Перевела и предоставила для библиотеки Елена Викторова


Глава VI
СЕН-ЖЮСТ  и  РОБЕСПЬЕР

«Он, быть может, тем более
заставил бояться себя, что не
чаял внушить к себе любовь».
Левассер


В своем прекрасном драматическом этюде о революционерах г-н Ромен Роллан показывает нам Робеспьера в домашней обстановке. «Тиран» разоткровенничался, он перебирает своих друзей: «Мой брат, Кутон; один – ребенок, другой – умирающий». М-ль Дюпле: «А Сен-Жюст?» – «Его я боюсь».

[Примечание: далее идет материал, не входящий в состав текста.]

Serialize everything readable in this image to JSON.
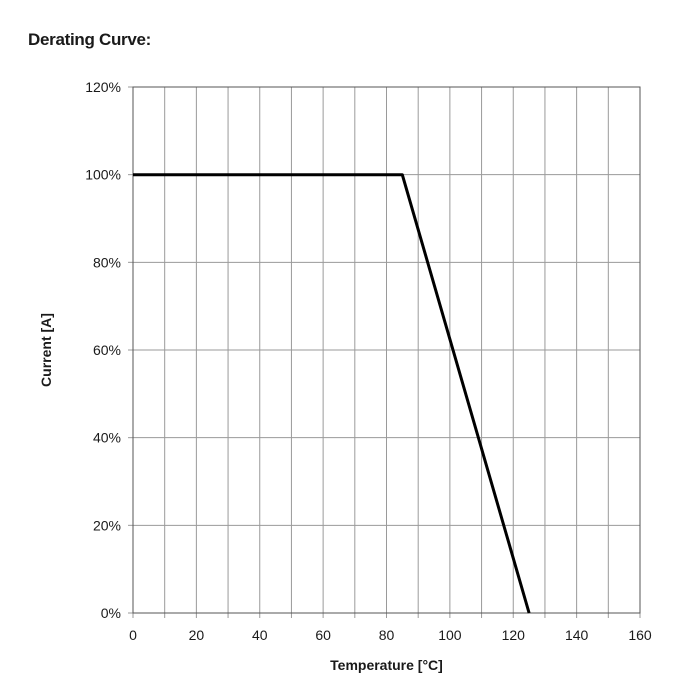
{
  "chart_data": {
    "type": "line",
    "title": "Derating Curve:",
    "xlabel": "Temperature [°C]",
    "ylabel": "Current [A]",
    "xlim": [
      0,
      160
    ],
    "ylim": [
      0,
      120
    ],
    "x_ticks": [
      0,
      20,
      40,
      60,
      80,
      100,
      120,
      140,
      160
    ],
    "x_tick_labels": [
      "0",
      "20",
      "40",
      "60",
      "80",
      "100",
      "120",
      "140",
      "160"
    ],
    "y_ticks": [
      0,
      20,
      40,
      60,
      80,
      100,
      120
    ],
    "y_tick_labels": [
      "0%",
      "20%",
      "40%",
      "60%",
      "80%",
      "100%",
      "120%"
    ],
    "x_minor_step": 10,
    "grid": true,
    "series": [
      {
        "x": [
          0,
          84,
          85,
          125
        ],
        "y": [
          100,
          100,
          100,
          0
        ]
      }
    ],
    "line_color": "#000000"
  }
}
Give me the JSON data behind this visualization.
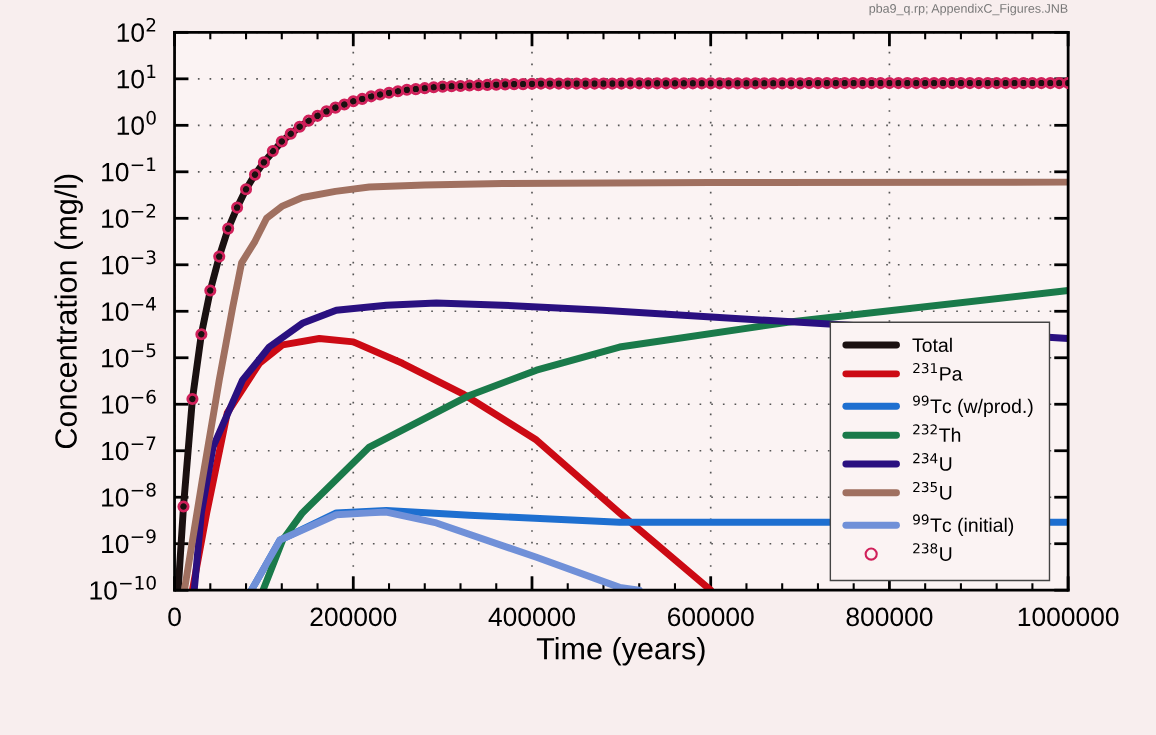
{
  "chart_data": {
    "type": "line",
    "xlabel": "Time (years)",
    "ylabel": "Concentration (mg/l)",
    "annotations": [
      "pba9_q.rp; AppendixC_Figures.JNB"
    ],
    "log": "y",
    "grid": true,
    "legend": "lower right",
    "marker": "none",
    "line_style": "solid",
    "xlim": [
      0,
      1000000
    ],
    "xticks": [
      0,
      200000,
      400000,
      600000,
      800000,
      1000000
    ],
    "ylim": [
      1e-10,
      100
    ],
    "yticks": [
      {
        "value": 1e-10,
        "label": "10$^{−10}$"
      },
      {
        "value": 1e-09,
        "label": "10$^{−9}$"
      },
      {
        "value": 1e-08,
        "label": "10$^{−8}$"
      },
      {
        "value": 1e-07,
        "label": "10$^{−7}$"
      },
      {
        "value": 1e-06,
        "label": "10$^{−6}$"
      },
      {
        "value": 1e-05,
        "label": "10$^{−5}$"
      },
      {
        "value": 0.0001,
        "label": "10$^{−4}$"
      },
      {
        "value": 0.001,
        "label": "10$^{−3}$"
      },
      {
        "value": 0.01,
        "label": "10$^{−2}$"
      },
      {
        "value": 0.1,
        "label": "10$^{−1}$"
      },
      {
        "value": 1,
        "label": "10$^{0}$"
      },
      {
        "value": 10,
        "label": "10$^{1}$"
      },
      {
        "value": 100,
        "label": "10$^{2}$"
      }
    ],
    "series": [
      {
        "name": "Total",
        "color": "#1a1010",
        "x": [
          4000,
          10000,
          20000,
          30000,
          40000,
          50000,
          60000,
          70000,
          80000,
          90000,
          100000,
          120000,
          140000,
          160000,
          180000,
          200000,
          230000,
          260000,
          300000,
          350000,
          400000,
          500000,
          700000,
          1000000
        ],
        "values": [
          1e-10,
          6.3e-09,
          1.3e-06,
          3.2e-05,
          0.00028,
          0.0015,
          0.006,
          0.017,
          0.042,
          0.087,
          0.16,
          0.45,
          0.93,
          1.6,
          2.4,
          3.3,
          4.6,
          5.8,
          6.8,
          7.4,
          7.8,
          7.9,
          8.0,
          8.1
        ]
      },
      {
        "name": "$^{231}$Pa",
        "color": "#cc0a14",
        "x": [
          20000,
          36000,
          59000,
          95000,
          121000,
          162000,
          200000,
          255000,
          322000,
          405000,
          498000,
          600000
        ],
        "values": [
          1e-10,
          4.6e-09,
          6.5e-07,
          7.6e-06,
          1.9e-05,
          2.6e-05,
          2.2e-05,
          7.6e-06,
          1.7e-06,
          1.7e-07,
          4.6e-09,
          1e-10
        ]
      },
      {
        "name": "$^{99}$Tc (w/prod.)",
        "color": "#1e6fd0",
        "x": [
          86000,
          118000,
          181000,
          237000,
          330000,
          498000,
          700000,
          1000000
        ],
        "values": [
          1e-10,
          1.2e-09,
          4.6e-09,
          5.2e-09,
          4.1e-09,
          2.9e-09,
          2.9e-09,
          2.9e-09
        ]
      },
      {
        "name": "$^{232}$Th",
        "color": "#1a7a4a",
        "x": [
          99000,
          121000,
          143000,
          218000,
          330000,
          405000,
          498000,
          686000,
          1000000
        ],
        "values": [
          1e-10,
          1.2e-09,
          4.6e-09,
          1.2e-07,
          1.55e-06,
          5.4e-06,
          1.7e-05,
          5.8e-05,
          0.00028
        ]
      },
      {
        "name": "$^{234}$U",
        "color": "#2a1080",
        "x": [
          22000,
          30000,
          43000,
          76000,
          106000,
          143000,
          181000,
          237000,
          293000,
          367000,
          479000,
          686000,
          1000000
        ],
        "values": [
          1e-10,
          4.6e-09,
          1.2e-07,
          3.3e-06,
          1.7e-05,
          5.5e-05,
          0.000105,
          0.000135,
          0.00015,
          0.000135,
          0.000105,
          6e-05,
          2.6e-05
        ]
      },
      {
        "name": "$^{235}$U",
        "color": "#a07060",
        "x": [
          11000,
          31000,
          50000,
          65000,
          75000,
          90000,
          103000,
          120000,
          143000,
          180000,
          218000,
          280000,
          367000,
          600000,
          1000000
        ],
        "values": [
          1e-10,
          2.3e-08,
          3.3e-06,
          0.00012,
          0.0011,
          0.0032,
          0.01,
          0.018,
          0.028,
          0.038,
          0.047,
          0.052,
          0.056,
          0.059,
          0.06
        ]
      },
      {
        "name": "$^{99}$Tc (initial)",
        "color": "#7090d8",
        "x": [
          86000,
          118000,
          181000,
          218000,
          237000,
          293000,
          405000,
          498000,
          520000
        ],
        "values": [
          1e-10,
          1.2e-09,
          4.2e-09,
          4.6e-09,
          4.8e-09,
          2.8e-09,
          5.1e-10,
          1.15e-10,
          1e-10
        ]
      },
      {
        "name": "$^{238}$U",
        "type": "scatter",
        "marker": "circle",
        "color": "#d0205a",
        "x": [
          10000,
          20000,
          30000,
          40000,
          50000,
          60000,
          70000,
          80000,
          90000,
          100000,
          110000,
          120000,
          130000,
          140000,
          150000,
          160000,
          170000,
          180000,
          190000,
          200000,
          210000,
          220000,
          230000,
          240000,
          250000,
          260000,
          270000,
          280000,
          290000,
          300000,
          310000,
          320000,
          330000,
          340000,
          350000,
          360000,
          370000,
          380000,
          390000,
          400000,
          410000,
          420000,
          430000,
          440000,
          450000,
          460000,
          470000,
          480000,
          490000,
          500000,
          510000,
          520000,
          530000,
          540000,
          550000,
          560000,
          570000,
          580000,
          590000,
          600000,
          610000,
          620000,
          630000,
          640000,
          650000,
          660000,
          670000,
          680000,
          690000,
          700000,
          710000,
          720000,
          730000,
          740000,
          750000,
          760000,
          770000,
          780000,
          790000,
          800000,
          810000,
          820000,
          830000,
          840000,
          850000,
          860000,
          870000,
          880000,
          890000,
          900000,
          910000,
          920000,
          930000,
          940000,
          950000,
          960000,
          970000,
          980000,
          990000,
          1000000
        ],
        "values": [
          6.3e-09,
          1.3e-06,
          3.2e-05,
          0.00028,
          0.0015,
          0.006,
          0.017,
          0.042,
          0.087,
          0.16,
          0.28,
          0.45,
          0.66,
          0.93,
          1.26,
          1.6,
          2.0,
          2.4,
          2.8,
          3.3,
          3.7,
          4.2,
          4.6,
          5.0,
          5.4,
          5.8,
          6.0,
          6.3,
          6.6,
          6.8,
          6.9,
          7.0,
          7.2,
          7.3,
          7.4,
          7.5,
          7.6,
          7.7,
          7.7,
          7.8,
          7.9,
          7.9,
          7.9,
          7.9,
          7.9,
          7.9,
          7.9,
          7.9,
          7.9,
          7.9,
          8.0,
          8.0,
          8.0,
          8.0,
          8.0,
          8.0,
          8.0,
          8.0,
          8.0,
          8.0,
          8.0,
          8.0,
          8.0,
          8.0,
          8.0,
          8.0,
          8.0,
          8.0,
          8.0,
          8.0,
          8.1,
          8.1,
          8.1,
          8.1,
          8.1,
          8.1,
          8.1,
          8.1,
          8.1,
          8.1,
          8.1,
          8.1,
          8.1,
          8.1,
          8.1,
          8.1,
          8.1,
          8.1,
          8.1,
          8.1,
          8.1,
          8.1,
          8.1,
          8.1,
          8.1,
          8.1,
          8.1,
          8.1,
          8.1,
          8.1
        ]
      }
    ]
  }
}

Не такое впечатление стремятся вызвать у нас историки. Полная зависимость Сен-Жюста от Робеспьера для них – вещь общеизвестная. Мишле, бросая, мимоходом: «Робеспьер использовал Сен-Жюста...», продолжает дальше свой роман, полный загадок. Зная о будущих ссорах и катастрофах, он облекает свой рассказ в форму туманных предчувствий, где нет места анализу, фактам. Мы же хотим забыть на время всеобщую историю и посмотреть на взаимоотношения двух человек. Личная история этих отношений могла бы захватить еще больше, чем политический их аспект, но только вот незадача: как подступиться? Что следует думать об этих замкнутых душах, не желающих открываться нам? Здесь не найдешь ничего похожего на письма Камилла Демулена: «Я любил Мирабо, страстно как любовницу...» Нужно дождаться последнего дня и последнего слова, чтобы услышать из уст Сен-Жюста нечто вроде намека на дружеские чувства. Впрочем, намек этот прозвучит в речи, которая, по сути, является заявлением о расколе.

Начнем с фактов. 8 термидора, конец бурного заседания Конвента: принят декрет об издании речи Робеспьера, потом отменен, выступают все новые ораторы, положение обостряется... Тогда берет слово Робеспьер-младший (более преданный своему старшему, чем брат короля - своему), потом выступили Кутон, Леба и ... всё. О Сен-Жюсте нет даже упоминания ни в протоколе, ни в газетах. Присутствовал ли он вообще? Несомненно, именно это непостижимое «неучастие в прениях» заставило многих историков думать, что он еще не приехал из армии, что Робеспьер ждал его лишь к ночи. Однако Сен-Жюст находился в Комитете уже тогда, когда прибыли курьеры из Флерюса (11 мессидора), то есть он обогнал гонца Журдана.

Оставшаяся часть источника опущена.